According to Amy, with artificial intelligence, the internet as we know it is over. The types of information we are used to accessing have changed. And it is the Internet that gives is looking for we and not the other way around.

With the development of the codes, Google introduced the term transformers. These are large language models, called GPTs. Currently, only large companies can manage this amount of information. But in 2030, we could have AI up to 10 times more powerful than today. Google, for example, is already developing a scent map that makes it possible to recognize whether a person has been in a room or not.

But instead of teaching our kids to use AI like they use a calculator today, schools are banning the tools. It’s like believing that we should do all our calculations in our heads, without having the tools to do it. “Being able to use computer assistive technologies is like being born rich,” he said.

In ten years, in a positive scenario, there won’t be only half a dozen companies that have all the information and we won’t have to look for content, we’ll just ask for help with something. In a doomsday scenario, information is chasing you, marketers are being replaced by artificial intelligence systems, and technology is designed to show what the platforms want, not exactly what we want.

After a good dose of pessimism and fear of future scenarios, Rohit Bhargava enters the scene and his traditional lecture on “15 non-obvious megatrends”with humor and optimism that seemed deliberate as a counterpoint to Amy Webb’s speech.

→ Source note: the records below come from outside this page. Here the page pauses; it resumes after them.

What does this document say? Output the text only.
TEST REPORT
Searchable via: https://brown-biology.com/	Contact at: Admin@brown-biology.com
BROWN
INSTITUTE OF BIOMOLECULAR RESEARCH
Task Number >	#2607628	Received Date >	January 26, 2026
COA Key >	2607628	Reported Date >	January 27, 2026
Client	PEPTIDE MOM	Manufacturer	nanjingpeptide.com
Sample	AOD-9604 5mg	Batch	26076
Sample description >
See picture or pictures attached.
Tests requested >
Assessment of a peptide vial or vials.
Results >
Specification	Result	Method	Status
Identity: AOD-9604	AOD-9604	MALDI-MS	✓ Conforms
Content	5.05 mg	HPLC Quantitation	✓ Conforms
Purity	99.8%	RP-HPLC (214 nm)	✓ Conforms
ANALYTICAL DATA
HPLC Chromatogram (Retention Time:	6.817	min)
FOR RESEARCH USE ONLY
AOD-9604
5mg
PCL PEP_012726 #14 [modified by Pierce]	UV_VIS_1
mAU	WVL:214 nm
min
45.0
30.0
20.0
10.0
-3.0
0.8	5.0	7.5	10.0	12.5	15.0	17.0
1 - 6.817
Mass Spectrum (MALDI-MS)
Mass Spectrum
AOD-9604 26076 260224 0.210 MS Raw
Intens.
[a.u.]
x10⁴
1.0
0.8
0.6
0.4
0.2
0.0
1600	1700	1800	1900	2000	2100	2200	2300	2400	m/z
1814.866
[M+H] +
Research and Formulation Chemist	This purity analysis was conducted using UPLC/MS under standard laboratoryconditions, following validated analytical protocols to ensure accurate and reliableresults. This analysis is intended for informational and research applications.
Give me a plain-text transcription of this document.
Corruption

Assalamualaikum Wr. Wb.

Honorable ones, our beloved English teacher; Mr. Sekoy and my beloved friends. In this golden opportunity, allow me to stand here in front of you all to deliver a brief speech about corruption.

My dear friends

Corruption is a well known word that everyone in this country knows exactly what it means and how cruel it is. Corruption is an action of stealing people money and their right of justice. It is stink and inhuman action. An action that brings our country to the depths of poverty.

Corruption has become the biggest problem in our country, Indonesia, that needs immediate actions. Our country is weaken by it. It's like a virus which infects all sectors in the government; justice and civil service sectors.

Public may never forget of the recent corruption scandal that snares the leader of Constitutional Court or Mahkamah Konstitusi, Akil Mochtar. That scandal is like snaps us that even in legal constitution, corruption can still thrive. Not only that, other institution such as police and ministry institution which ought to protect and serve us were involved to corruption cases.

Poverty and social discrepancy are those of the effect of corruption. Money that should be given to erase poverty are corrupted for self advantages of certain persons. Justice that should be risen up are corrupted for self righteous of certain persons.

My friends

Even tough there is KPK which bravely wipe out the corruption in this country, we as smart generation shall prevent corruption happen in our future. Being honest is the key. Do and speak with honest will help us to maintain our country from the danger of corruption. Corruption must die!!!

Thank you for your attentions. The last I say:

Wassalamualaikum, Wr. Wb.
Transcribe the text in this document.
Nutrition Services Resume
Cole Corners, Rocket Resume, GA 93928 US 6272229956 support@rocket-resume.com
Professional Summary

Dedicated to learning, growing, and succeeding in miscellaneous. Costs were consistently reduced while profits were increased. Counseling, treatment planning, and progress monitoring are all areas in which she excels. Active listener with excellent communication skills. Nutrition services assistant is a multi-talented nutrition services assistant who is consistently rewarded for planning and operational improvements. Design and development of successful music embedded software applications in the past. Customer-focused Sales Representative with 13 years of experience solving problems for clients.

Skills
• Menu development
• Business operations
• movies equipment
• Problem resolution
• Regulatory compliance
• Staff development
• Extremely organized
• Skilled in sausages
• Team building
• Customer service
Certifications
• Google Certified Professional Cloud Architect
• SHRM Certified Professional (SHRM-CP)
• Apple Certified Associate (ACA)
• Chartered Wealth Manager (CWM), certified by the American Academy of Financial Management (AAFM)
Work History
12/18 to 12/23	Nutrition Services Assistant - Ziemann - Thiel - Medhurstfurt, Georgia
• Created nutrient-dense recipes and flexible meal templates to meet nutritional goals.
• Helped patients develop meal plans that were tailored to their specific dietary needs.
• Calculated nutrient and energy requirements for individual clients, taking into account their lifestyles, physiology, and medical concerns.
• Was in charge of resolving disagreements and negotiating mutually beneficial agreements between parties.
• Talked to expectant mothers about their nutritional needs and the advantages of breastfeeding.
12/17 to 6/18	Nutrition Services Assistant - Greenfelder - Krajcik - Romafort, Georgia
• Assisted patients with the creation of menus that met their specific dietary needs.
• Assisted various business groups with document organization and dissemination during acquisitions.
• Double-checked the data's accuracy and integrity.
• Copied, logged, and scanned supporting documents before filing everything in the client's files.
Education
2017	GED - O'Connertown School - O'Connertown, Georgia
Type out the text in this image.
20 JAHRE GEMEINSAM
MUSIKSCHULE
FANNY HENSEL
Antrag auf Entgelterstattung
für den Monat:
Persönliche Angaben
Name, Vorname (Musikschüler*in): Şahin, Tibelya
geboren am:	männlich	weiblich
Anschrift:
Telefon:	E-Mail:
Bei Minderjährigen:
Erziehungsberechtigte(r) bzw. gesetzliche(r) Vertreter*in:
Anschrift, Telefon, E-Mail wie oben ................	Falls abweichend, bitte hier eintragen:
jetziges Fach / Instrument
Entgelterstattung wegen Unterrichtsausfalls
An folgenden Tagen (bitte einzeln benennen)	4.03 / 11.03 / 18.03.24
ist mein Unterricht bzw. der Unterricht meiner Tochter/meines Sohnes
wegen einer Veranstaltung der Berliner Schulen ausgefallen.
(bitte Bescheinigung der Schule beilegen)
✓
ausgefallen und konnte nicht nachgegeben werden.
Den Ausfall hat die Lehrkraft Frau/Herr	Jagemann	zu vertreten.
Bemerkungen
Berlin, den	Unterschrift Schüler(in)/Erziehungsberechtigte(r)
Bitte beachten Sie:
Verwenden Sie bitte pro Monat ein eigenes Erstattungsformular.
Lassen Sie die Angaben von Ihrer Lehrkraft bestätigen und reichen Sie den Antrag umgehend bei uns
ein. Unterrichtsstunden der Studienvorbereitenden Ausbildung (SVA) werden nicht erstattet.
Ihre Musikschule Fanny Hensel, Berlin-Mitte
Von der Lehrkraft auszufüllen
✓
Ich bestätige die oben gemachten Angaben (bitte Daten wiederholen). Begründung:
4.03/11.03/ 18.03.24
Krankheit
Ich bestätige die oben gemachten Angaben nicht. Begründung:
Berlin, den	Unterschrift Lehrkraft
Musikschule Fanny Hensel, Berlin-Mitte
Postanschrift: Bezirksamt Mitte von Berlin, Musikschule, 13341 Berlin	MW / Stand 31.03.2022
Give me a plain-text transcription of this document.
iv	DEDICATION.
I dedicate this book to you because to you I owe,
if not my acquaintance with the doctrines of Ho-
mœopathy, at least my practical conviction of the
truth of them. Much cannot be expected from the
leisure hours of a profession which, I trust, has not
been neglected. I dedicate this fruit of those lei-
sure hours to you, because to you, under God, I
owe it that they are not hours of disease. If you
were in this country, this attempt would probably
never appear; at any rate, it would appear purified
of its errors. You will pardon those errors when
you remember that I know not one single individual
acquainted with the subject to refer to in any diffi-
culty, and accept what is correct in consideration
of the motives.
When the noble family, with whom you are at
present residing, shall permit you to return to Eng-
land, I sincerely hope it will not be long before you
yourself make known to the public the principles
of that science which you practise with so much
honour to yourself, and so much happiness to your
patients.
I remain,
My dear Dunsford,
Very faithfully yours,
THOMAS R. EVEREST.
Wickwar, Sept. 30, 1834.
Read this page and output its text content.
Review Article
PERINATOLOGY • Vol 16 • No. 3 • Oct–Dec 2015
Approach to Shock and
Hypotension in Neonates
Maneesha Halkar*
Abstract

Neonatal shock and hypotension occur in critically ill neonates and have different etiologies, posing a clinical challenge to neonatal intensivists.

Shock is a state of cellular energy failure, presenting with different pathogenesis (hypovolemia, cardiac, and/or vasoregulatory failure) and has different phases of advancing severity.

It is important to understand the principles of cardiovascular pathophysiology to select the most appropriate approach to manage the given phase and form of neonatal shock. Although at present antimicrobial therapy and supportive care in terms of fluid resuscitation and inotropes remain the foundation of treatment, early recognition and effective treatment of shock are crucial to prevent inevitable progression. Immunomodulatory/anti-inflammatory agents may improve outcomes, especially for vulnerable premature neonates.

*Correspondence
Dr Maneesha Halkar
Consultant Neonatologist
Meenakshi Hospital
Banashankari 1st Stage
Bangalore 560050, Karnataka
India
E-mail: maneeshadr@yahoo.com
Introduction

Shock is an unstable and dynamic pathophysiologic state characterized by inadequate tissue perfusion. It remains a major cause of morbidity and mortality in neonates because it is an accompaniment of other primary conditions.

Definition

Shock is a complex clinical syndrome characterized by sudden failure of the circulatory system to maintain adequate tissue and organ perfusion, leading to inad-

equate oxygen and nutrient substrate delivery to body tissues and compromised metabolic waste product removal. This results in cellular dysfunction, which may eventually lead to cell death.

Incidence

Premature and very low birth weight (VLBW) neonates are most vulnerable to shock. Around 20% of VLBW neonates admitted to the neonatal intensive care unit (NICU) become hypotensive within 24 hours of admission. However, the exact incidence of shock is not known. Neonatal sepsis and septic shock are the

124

According to him, 89% of all statistics are made up. So how do we find the right one?

The real challenge is not predicting the future, but predicting the normal. Most future predictions are useless. The only future we can make is the one we are able to imagine.

And we have to think about how we can turn this disastrous future into a good future. How, for example, to use AI to increase our creativity, in a trend he calls “Increased creativity”? .Let the exercises around the topic begin!